Her message, which she delivered through song at concerts downtown and on the Ithaca College campus, was one of awareness and understanding of the experience of immigrants in light of recent executive orders from President Donald Trump.
Serna performed part of her recent album, “Corazón Norte,” at a benefit concert Feb. 26 at the First Unitarian Society of Ithaca, as well as at a concert on campus, “Songs of the US-Mexico Border,” on Feb. 28 in the James J. Whalen Center for Music.
The concert downtown benefitted immigrants and refugees in the surrounding areas in Tompkins County. A donation of $10–20 was suggested at the front door of the church. Next to the donation basket were several sign-up sheets, asking citizens to volunteer their time by driving locals to court for immigration hearings. The concert at the college was free and open to the public.
Patricia Rodriguez, associate professor in the Department of Politics, Latin American studies coordinator and founding member of the Tompkins County Immigrant Rights Coalition — one of the organizations that organized the concert, said she wants students and members of the community to be aware of who is being affected by recent immigration orders and how.
Serna, also known by her stage name, La Muna, spent time in 2009 working at a soup kitchen on the border of Sonora, Mexico, and Nogales, Arizona. During this time, she said, she wrote songs about migrants trying to move across the border. She met many people ranging from young, innocent teenagers to pained and tired fathers.
In light of recent debates on immigration rights under the new Trump administration, Beth Harris, founding member of the coalition, said she felt it was appropriate to bring the coalition back after it fizzled away for a few years. Trump has announced he will construct a wall on the southern border of the U.S. and Mexico. Additionally, Trump put Executive Order 13769 into action Jan. 27, which placed severe limitations on traveling to the U.S. from certain countries. On Feb. 3, the order was put on a temporary restraining order through the court case State of Washington v.
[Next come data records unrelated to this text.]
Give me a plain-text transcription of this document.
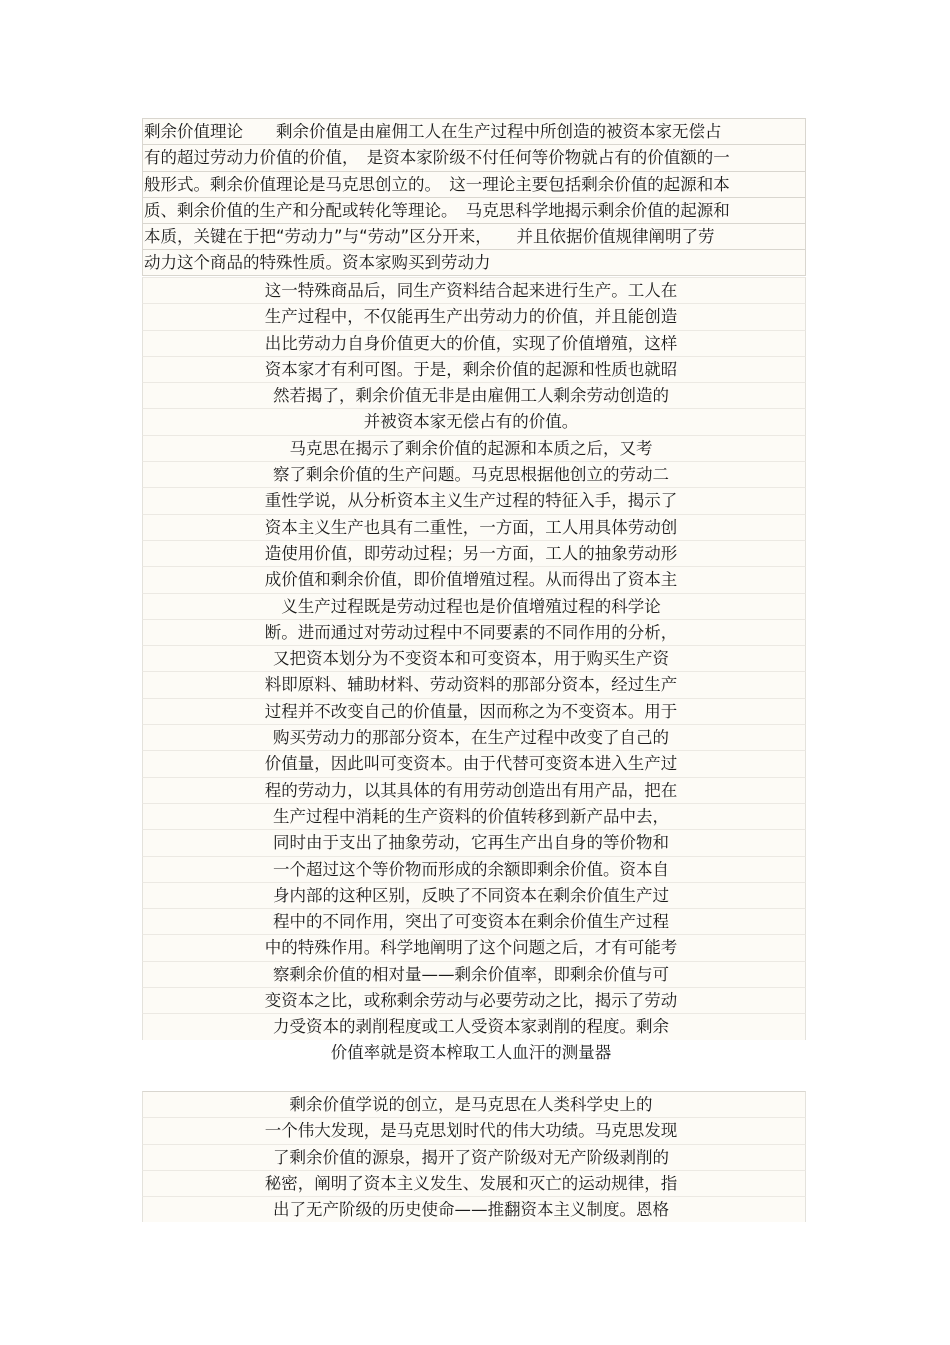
剩余价值理论　　剩余价值是由雇佣工人在生产过程中所创造的被资本家无偿占
有的超过劳动力价值的价值，　是资本家阶级不付任何等价物就占有的价值额的一
般形式。剩余价值理论是马克思创立的。　这一理论主要包括剩余价值的起源和本
质、剩余价值的生产和分配或转化等理论。　马克思科学地揭示剩余价值的起源和
本质，关键在于把“劳动力”与“劳动”区分开来，　　并且依据价值规律阐明了劳
动力这个商品的特殊性质。资本家购买到劳动力
这一特殊商品后，同生产资料结合起来进行生产。工人在
生产过程中，不仅能再生产出劳动力的价值，并且能创造
出比劳动力自身价值更大的价值，实现了价值增殖，这样
资本家才有利可图。于是，剩余价值的起源和性质也就昭
然若揭了，剩余价值无非是由雇佣工人剩余劳动创造的
并被资本家无偿占有的价值。
马克思在揭示了剩余价值的起源和本质之后，又考
察了剩余价值的生产问题。马克思根据他创立的劳动二
重性学说，从分析资本主义生产过程的特征入手，揭示了
资本主义生产也具有二重性，一方面，工人用具体劳动创
造使用价值，即劳动过程；另一方面，工人的抽象劳动形
成价值和剩余价值，即价值增殖过程。从而得出了资本主
义生产过程既是劳动过程也是价值增殖过程的科学论
断。进而通过对劳动过程中不同要素的不同作用的分析，
又把资本划分为不变资本和可变资本，用于购买生产资
料即原料、辅助材料、劳动资料的那部分资本，经过生产
过程并不改变自己的价值量，因而称之为不变资本。用于
购买劳动力的那部分资本，在生产过程中改变了自己的
价值量，因此叫可变资本。由于代替可变资本进入生产过
程的劳动力，以其具体的有用劳动创造出有用产品，把在
生产过程中消耗的生产资料的价值转移到新产品中去，
同时由于支出了抽象劳动，它再生产出自身的等价物和
一个超过这个等价物而形成的余额即剩余价值。资本自
身内部的这种区别，反映了不同资本在剩余价值生产过
程中的不同作用，突出了可变资本在剩余价值生产过程
中的特殊作用。科学地阐明了这个问题之后，才有可能考
察剩余价值的相对量——剩余价值率，即剩余价值与可
变资本之比，或称剩余劳动与必要劳动之比，揭示了劳动
力受资本的剥削程度或工人受资本家剥削的程度。剩余
价值率就是资本榨取工人血汗的测量器
剩余价值学说的创立，是马克思在人类科学史上的
一个伟大发现，是马克思划时代的伟大功绩。马克思发现
了剩余价值的源泉，揭开了资产阶级对无产阶级剥削的
秘密，阐明了资本主义发生、发展和灭亡的运动规律，指
出了无产阶级的历史使命——推翻资本主义制度。恩格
Trump et al.
“There was already a very severe problem of deportations and family detentions, as well as illegal treatment of immigrants, prior to Trump coming into office,” Harris said.
Problems that arose with The School of the Americas also inspired some locals to start up the coalition again. The school, Harris said, is a prison center for immigrants that has received backlash for human rights violations. It mainly trains government personnel who are affiliated with the Latin American region. The School of the Americas Watch was founded to try to stop the violations. A few years ago, the SOA moved its annual demonstration walk for awareness from Georgia to the border of Nogales, Mexico and Nogales, Arizona.
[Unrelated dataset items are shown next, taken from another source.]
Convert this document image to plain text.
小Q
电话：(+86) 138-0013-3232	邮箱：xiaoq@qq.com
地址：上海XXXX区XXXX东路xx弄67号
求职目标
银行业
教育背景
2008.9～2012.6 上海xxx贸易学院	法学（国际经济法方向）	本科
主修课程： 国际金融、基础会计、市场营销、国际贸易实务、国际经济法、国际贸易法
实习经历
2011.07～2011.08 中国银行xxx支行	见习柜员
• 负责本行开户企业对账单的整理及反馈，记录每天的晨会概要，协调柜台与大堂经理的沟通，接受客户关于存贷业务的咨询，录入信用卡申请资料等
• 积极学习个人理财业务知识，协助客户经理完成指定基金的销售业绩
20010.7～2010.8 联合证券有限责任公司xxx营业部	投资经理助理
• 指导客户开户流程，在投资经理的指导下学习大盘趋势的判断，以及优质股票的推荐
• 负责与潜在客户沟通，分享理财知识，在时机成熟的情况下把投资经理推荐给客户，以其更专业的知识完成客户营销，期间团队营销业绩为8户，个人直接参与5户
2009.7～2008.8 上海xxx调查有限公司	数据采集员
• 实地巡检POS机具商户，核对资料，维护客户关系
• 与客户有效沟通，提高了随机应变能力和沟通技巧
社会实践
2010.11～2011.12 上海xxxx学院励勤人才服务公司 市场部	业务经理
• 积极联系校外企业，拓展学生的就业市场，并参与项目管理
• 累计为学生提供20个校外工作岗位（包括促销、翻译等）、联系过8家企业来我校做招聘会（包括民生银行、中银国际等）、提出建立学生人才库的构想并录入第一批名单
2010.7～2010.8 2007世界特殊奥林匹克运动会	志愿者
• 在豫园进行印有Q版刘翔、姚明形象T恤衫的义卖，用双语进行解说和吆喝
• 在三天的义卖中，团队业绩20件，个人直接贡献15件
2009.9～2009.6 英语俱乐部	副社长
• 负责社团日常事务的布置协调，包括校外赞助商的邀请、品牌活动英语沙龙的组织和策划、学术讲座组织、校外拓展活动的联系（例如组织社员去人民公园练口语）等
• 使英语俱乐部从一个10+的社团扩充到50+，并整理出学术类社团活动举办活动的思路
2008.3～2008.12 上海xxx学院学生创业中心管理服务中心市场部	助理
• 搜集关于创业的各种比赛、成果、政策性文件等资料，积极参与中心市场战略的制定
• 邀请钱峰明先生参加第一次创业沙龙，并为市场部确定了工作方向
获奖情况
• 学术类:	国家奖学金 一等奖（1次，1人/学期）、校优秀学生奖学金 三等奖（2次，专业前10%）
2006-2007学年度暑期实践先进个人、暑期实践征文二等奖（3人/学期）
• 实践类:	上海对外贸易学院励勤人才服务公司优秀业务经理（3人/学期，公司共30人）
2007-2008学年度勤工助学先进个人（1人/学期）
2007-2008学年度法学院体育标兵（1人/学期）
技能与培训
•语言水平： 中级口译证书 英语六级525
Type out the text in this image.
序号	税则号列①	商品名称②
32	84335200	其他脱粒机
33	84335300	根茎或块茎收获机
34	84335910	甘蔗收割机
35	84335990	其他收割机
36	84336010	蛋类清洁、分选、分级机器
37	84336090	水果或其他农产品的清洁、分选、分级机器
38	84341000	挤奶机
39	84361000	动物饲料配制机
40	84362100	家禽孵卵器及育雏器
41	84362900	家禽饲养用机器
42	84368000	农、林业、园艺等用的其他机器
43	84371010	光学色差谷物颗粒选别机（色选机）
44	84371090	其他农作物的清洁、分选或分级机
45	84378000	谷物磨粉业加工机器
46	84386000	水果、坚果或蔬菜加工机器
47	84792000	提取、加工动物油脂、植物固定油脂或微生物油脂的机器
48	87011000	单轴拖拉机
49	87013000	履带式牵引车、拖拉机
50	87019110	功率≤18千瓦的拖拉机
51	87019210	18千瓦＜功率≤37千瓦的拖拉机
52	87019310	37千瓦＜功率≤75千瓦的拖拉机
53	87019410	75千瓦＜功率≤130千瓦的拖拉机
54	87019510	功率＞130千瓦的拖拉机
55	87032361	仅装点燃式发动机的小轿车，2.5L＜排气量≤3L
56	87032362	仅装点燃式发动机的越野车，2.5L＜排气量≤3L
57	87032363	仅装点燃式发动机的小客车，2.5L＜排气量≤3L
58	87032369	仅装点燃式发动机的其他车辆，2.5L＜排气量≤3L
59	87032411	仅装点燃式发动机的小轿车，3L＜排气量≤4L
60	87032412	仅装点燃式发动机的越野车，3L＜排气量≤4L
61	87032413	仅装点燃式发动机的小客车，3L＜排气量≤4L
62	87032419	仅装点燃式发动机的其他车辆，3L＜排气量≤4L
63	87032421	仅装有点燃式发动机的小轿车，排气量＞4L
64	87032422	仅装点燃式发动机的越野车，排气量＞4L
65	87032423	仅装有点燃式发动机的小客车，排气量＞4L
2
Serna, when she was working in Nogales, Mexico, she performed at the demonstration. This is where Harris and Serna met, and Harris said she decided that she needed to come to Tompkins County. Rodriguez worked with Harris to bring Serna to Ithaca.
“Her songs tell stories of migrants that she has accompanied, throughout the many people that she has met who have tried to come here,” Rodriguez said, introducing Serna on Feb. 26. “She has, for many years, lived on the border — and even traveled with migrants, so her songs are about migrants and about their stories.”
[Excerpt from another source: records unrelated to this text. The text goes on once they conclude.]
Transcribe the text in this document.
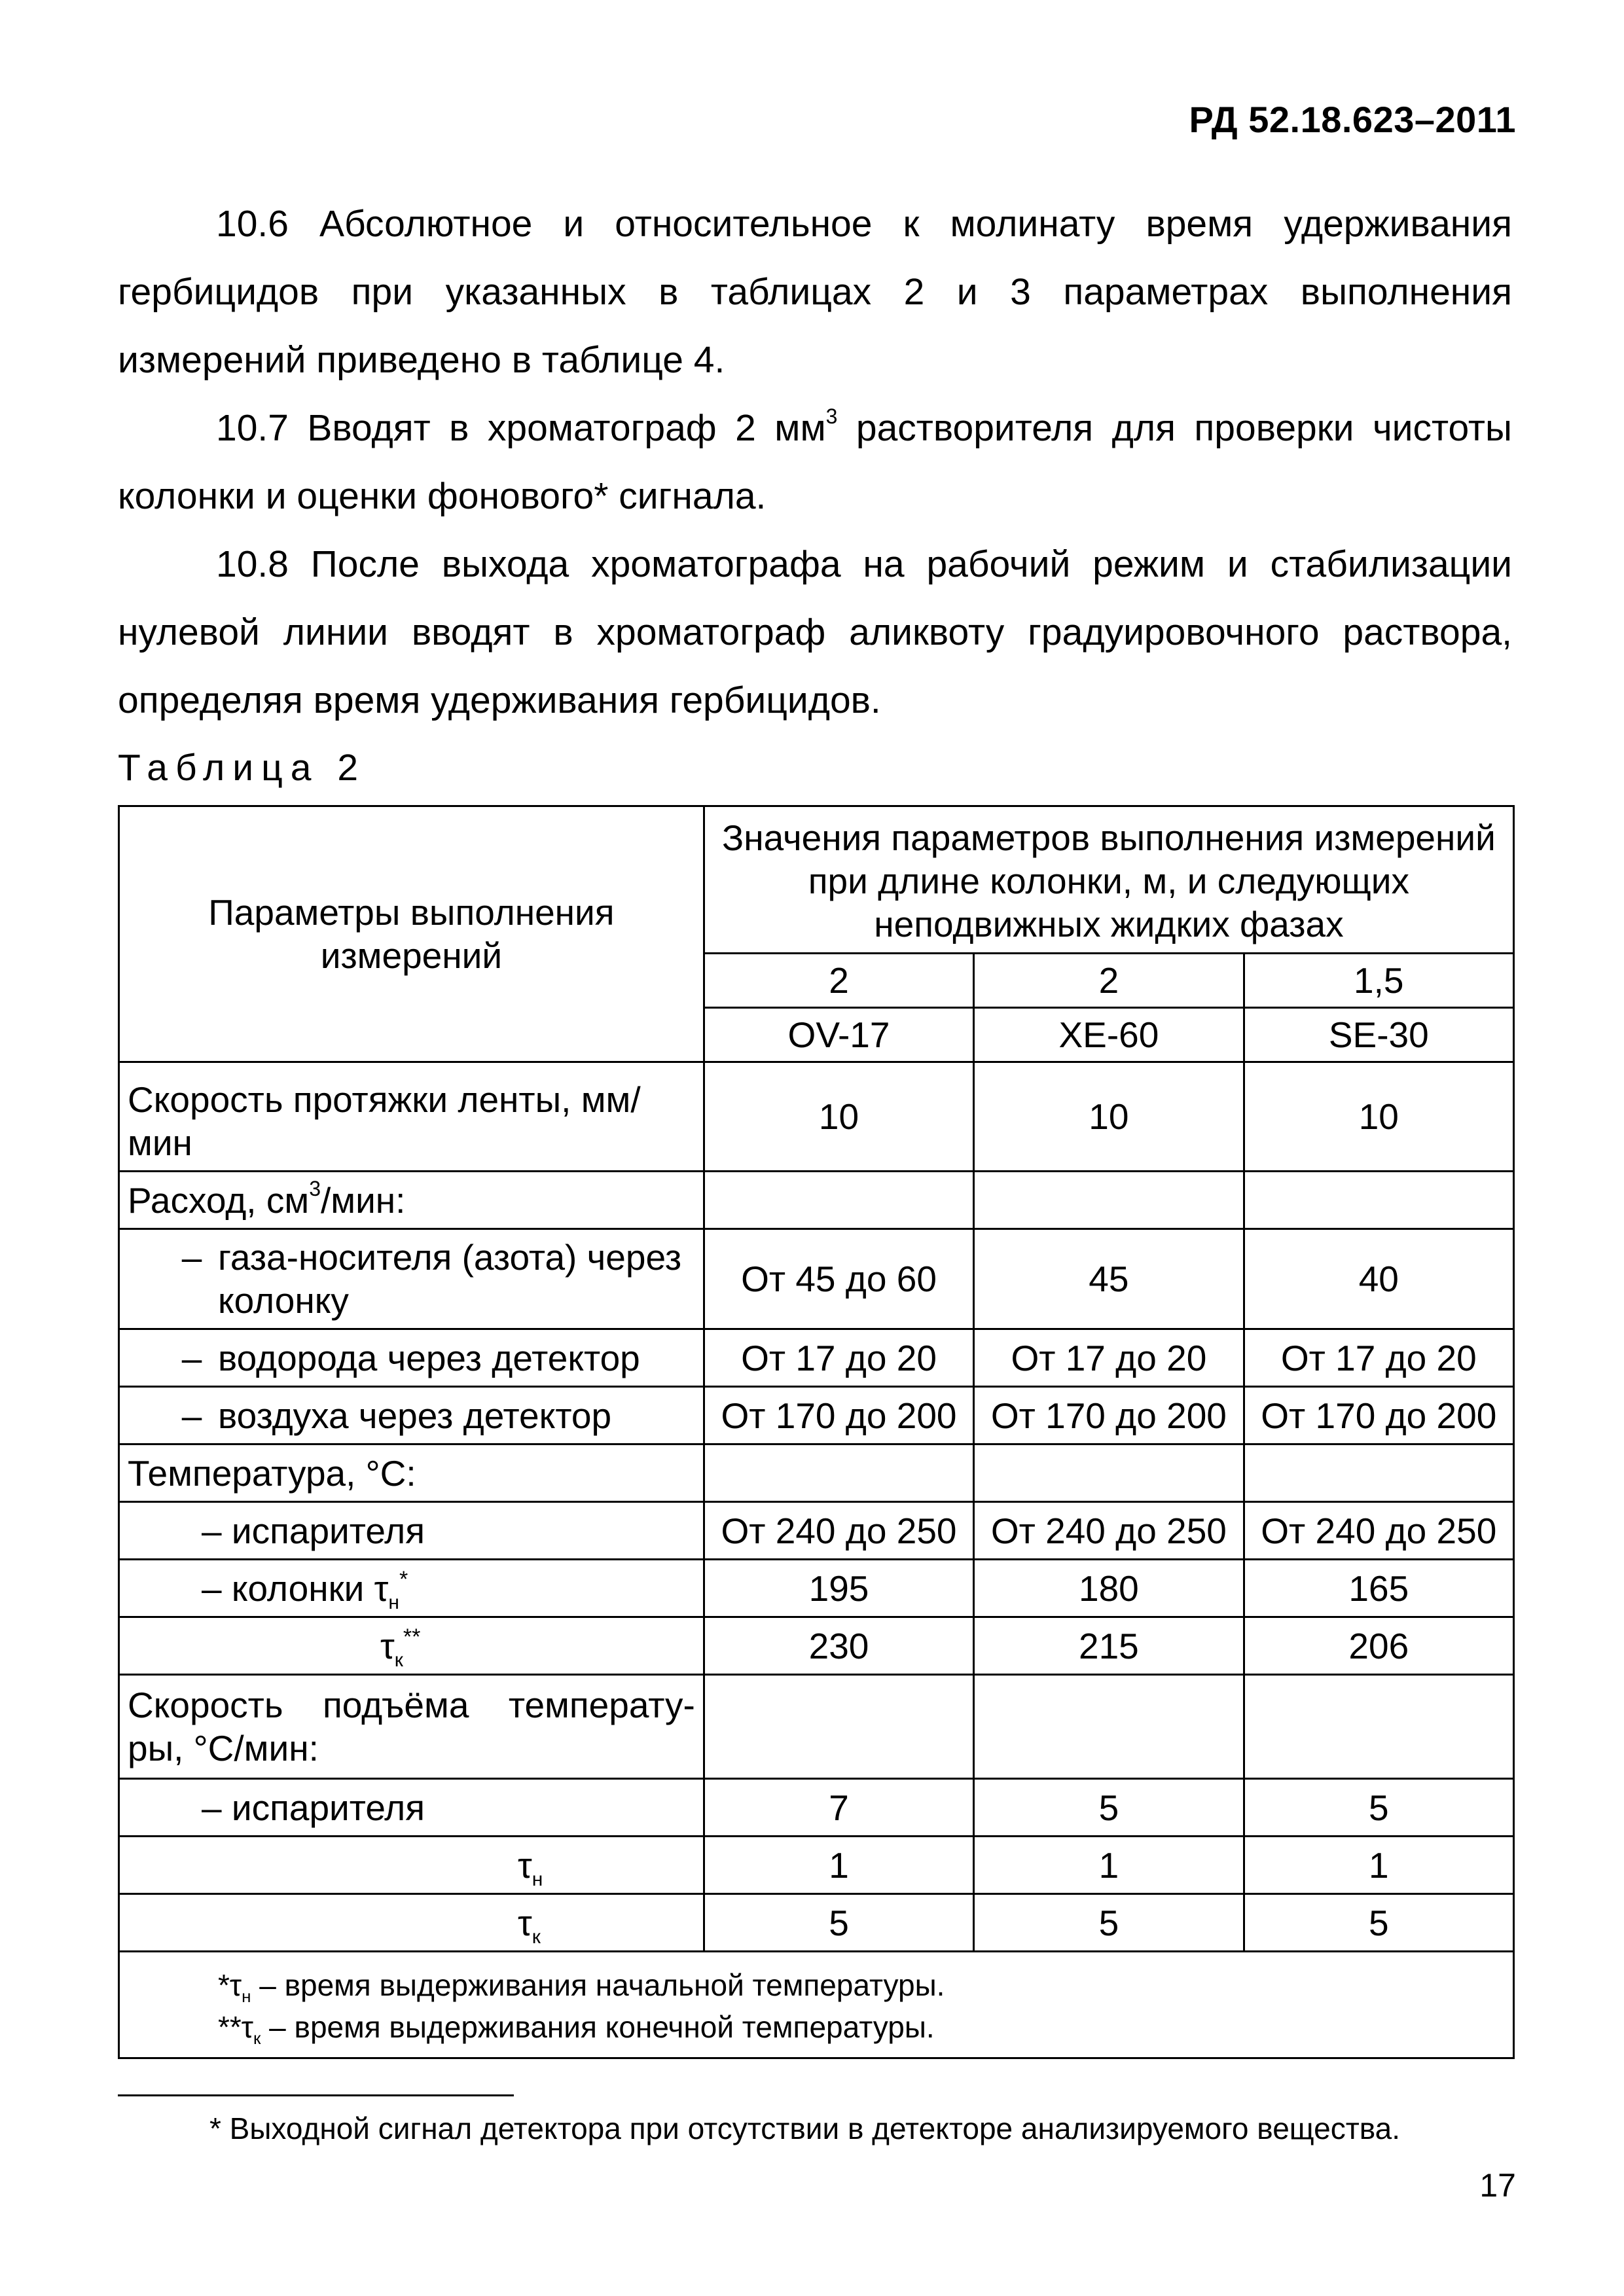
РД 52.18.623–2011

10.6 Абсолютное и относительное к молинату время удерживания гербицидов при указанных в таблицах 2 и 3 параметрах выполнения измерений приведено в таблице 4.

10.7 Вводят в хроматограф 2 $мм^3$ растворителя для проверки чистоты колонки и оценки фонового* сигнала.

10.8 После выхода хроматографа на рабочий режим и стабилизации нулевой линии вводят в хроматограф аликвоту градуировочного раствора, определяя время удерживания гербицидов.

Таблица 2
Параметры выполнения измерений	Значения параметров выполнения измерений при длине колонки, м, и следующих неподвижных жидких фазах		
	2	2	1,5
	OV-17	XE-60	SE-30
Скорость протяжки ленты, мм/мин	10	10	10
Расход, $см^3$/мин:			

– газа-носителя (азота) через колонку	От 45 до 60	45	40

– водорода через детектор	От 17 до 20	От 17 до 20	От 17 до 20

– воздуха через детектор	От 170 до 200	От 170 до 200	От 170 до 200
Температура, °С:			
– испарителя	От 240 до 250	От 240 до 250	От 240 до 250
– колонки $\tau_н^*$	195	180	165
$\tau_к^{**}$	230	215	206

Скорость подъёма температу-
ры, °С/мин:			

– испарителя	7	5	5
$\tau_н$	1	1	1
$\tau_к$	5	5	5

$*\tau_н$ – время выдерживания начальной температуры.
$**\tau_к$ – время выдерживания конечной температуры.			
* Выходной сигнал детектора при отсутствии в детекторе анализируемого вещества.
17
Serna performed three songs, each of which featured a short story about a specific individual whom she had met while at the border. Several of Serna’s songs were in Spanish, but she supplied translated lyrics on a screen behind the stage where possible.
She said she hopes her performances in Ithaca helped educate locals about the true lives of immigrants.
“In general, I feel like I am a bridge to the hearts of another person,” Serna said. “I hope that we can step away from the concept of migration as a big bad word and … get closer to the real people.”
Rodriguez said people need to understand the lives of immigrants in a deep manner to help propel them to freedom.
“I think that students need to be aware of the lives of people that are in fear,” Rodriguez said. “Their lives are being disrupted. We need to be aware — and not just in a surface kind of way.”